Diyarbakır'da görülen Kürdistan Topluluklar Birliği Türkiye Meclisi (KCK/TM) ana davasında sanık avukatları, Kürtçe savunmaya yine izin verilmeyince ve yargılamanın şekline ilişkin karar açıklanmayınca davadan çekildiklerini açıklayarak duruşma salonunu terk etti. Duruşma, avukatların taleplerinin değerlendirilmesi için 26 Nisan'a ertelendi.
Diyarbakır Cumhuriyet Başsavcılığı'nın soruşturması kapsamında düzenlenen dört ayrı operasyonda gözaltına alınan ve aralarında Barış ve Demokrasi Partisi'nden (BDP) 12 belediye başkanının da bulunduğu 104'ü tutuklu 152 sanığın yargılanmasına bugün devam edildi.

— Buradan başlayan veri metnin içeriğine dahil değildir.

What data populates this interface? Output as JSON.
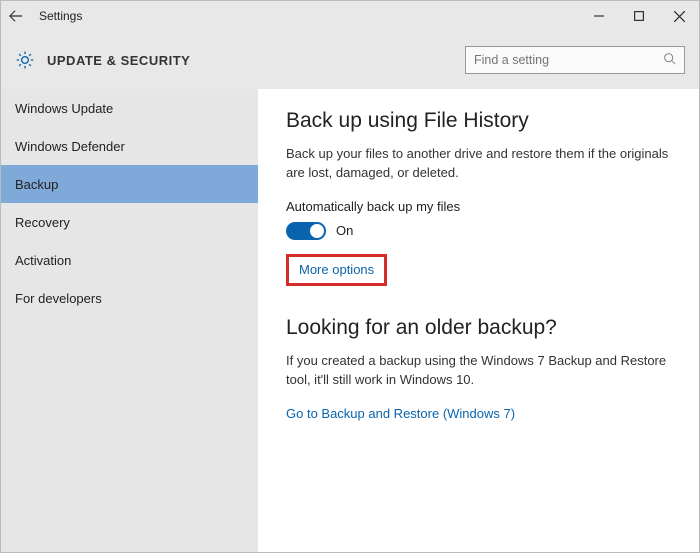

Diyarbakır 6. Ağır Ceza Mahkemesi'nde görülen bugünkü 21. duruşma için, Diyarbakır D Tipi Cezaevi'nde bulunan tutuklu 104 sanıktan Nizamettin Onar, Zeynel Mat, İhsan Sevitek, Abdurrahman Tanrıverdi, Adnan Bayram ve Veysi Akar duruşmaya getirildi. Adliye binası içinde yapılan 500 kişilik özel salondaki duruşmaya, tutuksuz sanıklardan Tunceli Belediye eski Başkanı Songül Erol Abdil ile Beyhan Sakin katıldı.
Sabah 10.10'da başlayan duruşmayı, eski Barış ve Demokrasi Partisi (BDP) Eş Genel Başkanı Selahattin Demirtaş, Hakkari Milletvekilleri Hamit Geylani, Gültan Kışanak ve bağımsız milletvekili adayları Altan Tan, Ferhat Tunç, Cumhuriyet Halk Partisi (CHP) Genel Başkan Yardımcısı Sezgin Tanrıkulu ile yabancı gözlemciler izledi.
"Kürtçe'ye karşı direnç içindesiniz"
Mahkeme Başkanı Menderes Yılmaz, sanık Abdil ile ilgili suçlamaları okuduktan sonra savunmasını yapmasını istedi. Abdil, Kürtçe'nin Zazaca lehçesinde hazırladığı iki sayfalık yazılı savunmasını okumak istediğini söyledi. Mahkeme başkanı bunun üzerine mikrofonun sesini kapattırdı.
Mahkeme Başkanı Yılmaz, "Sanık Kürtçe olduğunu düşündüğümüz bir dilde konuştu. Sanık müdafileri ise Zazaca konuştuğunu söyledi" diyerek salonda olanları kayda geçirdi. Sanığın savunmasının dosyaya eklenmemesine tepki gösteren avukatlar, kararı "hukuk dışı ve yasaya aykırı" olarak değerlendirdi.
Sanık avukatlarından Yusuf Ayata, iki sayfalık yazılı savunmanın dosyaya eklenmesini ve tercüme edilmesi gerektiğini belirterek, "Belki savunmada suç ve suçluyu ortaya çıkarabilecek bilgiler vardır. Bu nasıl bir önyargı?" dedi.
Mahkeme Başkanı Yılmaz, sanığın Türkçe bilmesine rağmen, başka bir dilde savunma hazırladığını, daha önce bu konuda verdikleri kararlar doğrultusunda bu istemin reddedildiğini açıkladı. Tutuklu sanıklardan Adnan Bayram da Kürtçe konuşmaya başlayınca yine mikrofon kapatıldı.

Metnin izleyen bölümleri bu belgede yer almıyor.